As for the new line of Honda's, I was over the Civic Type R after I seen reviews and honestly if I had a choice I'd be in the 2.0T as well. Even then dare I say it but Honda's line up is kind of boring now. Not many offerings for a standard transaxle and not near as many offerings as they used to have in the past (Looks at Honda Preludes). And it just may be the USDM market that seems to suck in this regard. This is my 2 cents. I think I'll go test drive a few and see what I like the most and I'll be sure to put more input in as needed.
I'm interested to see what you think.

From my perspective, the Type-R is a cool car, but it looks ridiculous. I get that it is "functional" and all that, but come on.

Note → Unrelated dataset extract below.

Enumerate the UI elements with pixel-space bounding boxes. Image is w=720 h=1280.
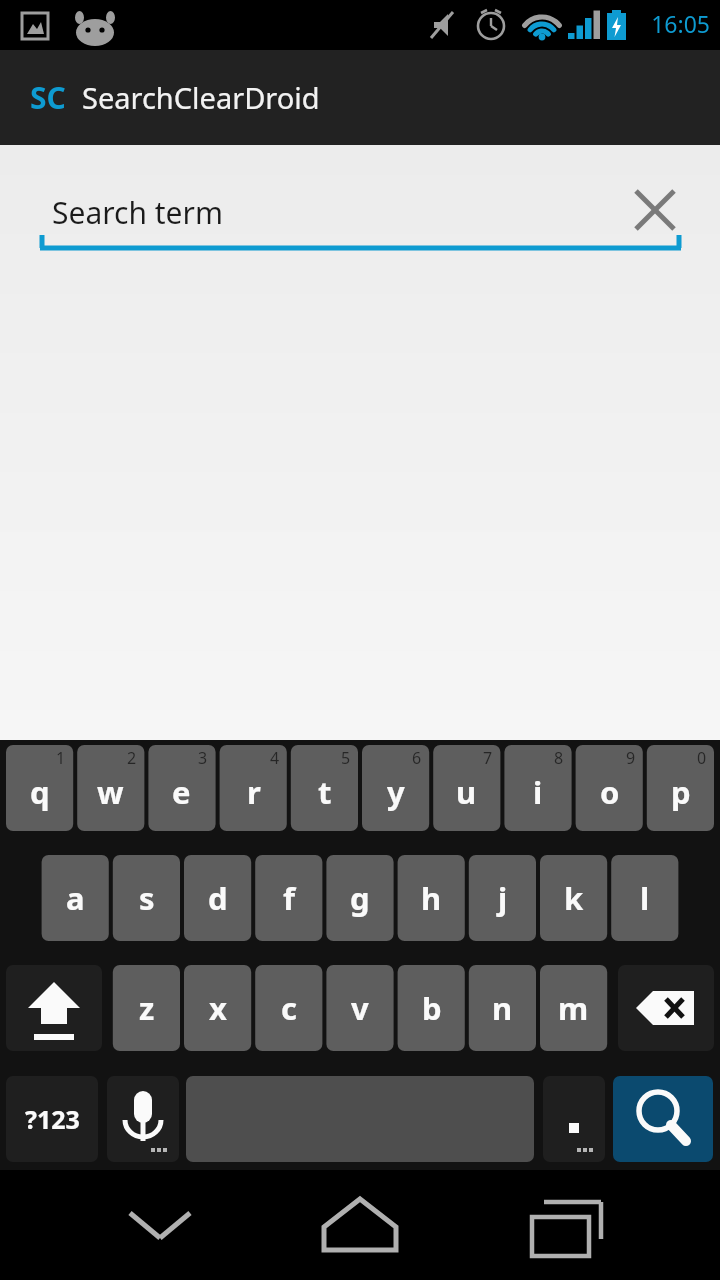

The Accord has me split. Love the 2.0T, love the look of the Sport and love the features and looks of the Touring. But the Sport requires you to leave features on the table in exchange for a 6MT (if you can even find one) and the Touring doesn't come in the color I like. Plus, open diff. The Accord could also be just a bit more buttoned down.

Speaking of Volvo, the new S60 R-Design is one of my favorite designs of all time. I have always been a bit of a Volvo fan, but their new design language is really appealing to me. Sort of reminds me of the 2nd gen Legend in terms of simplicity, balance and proportion.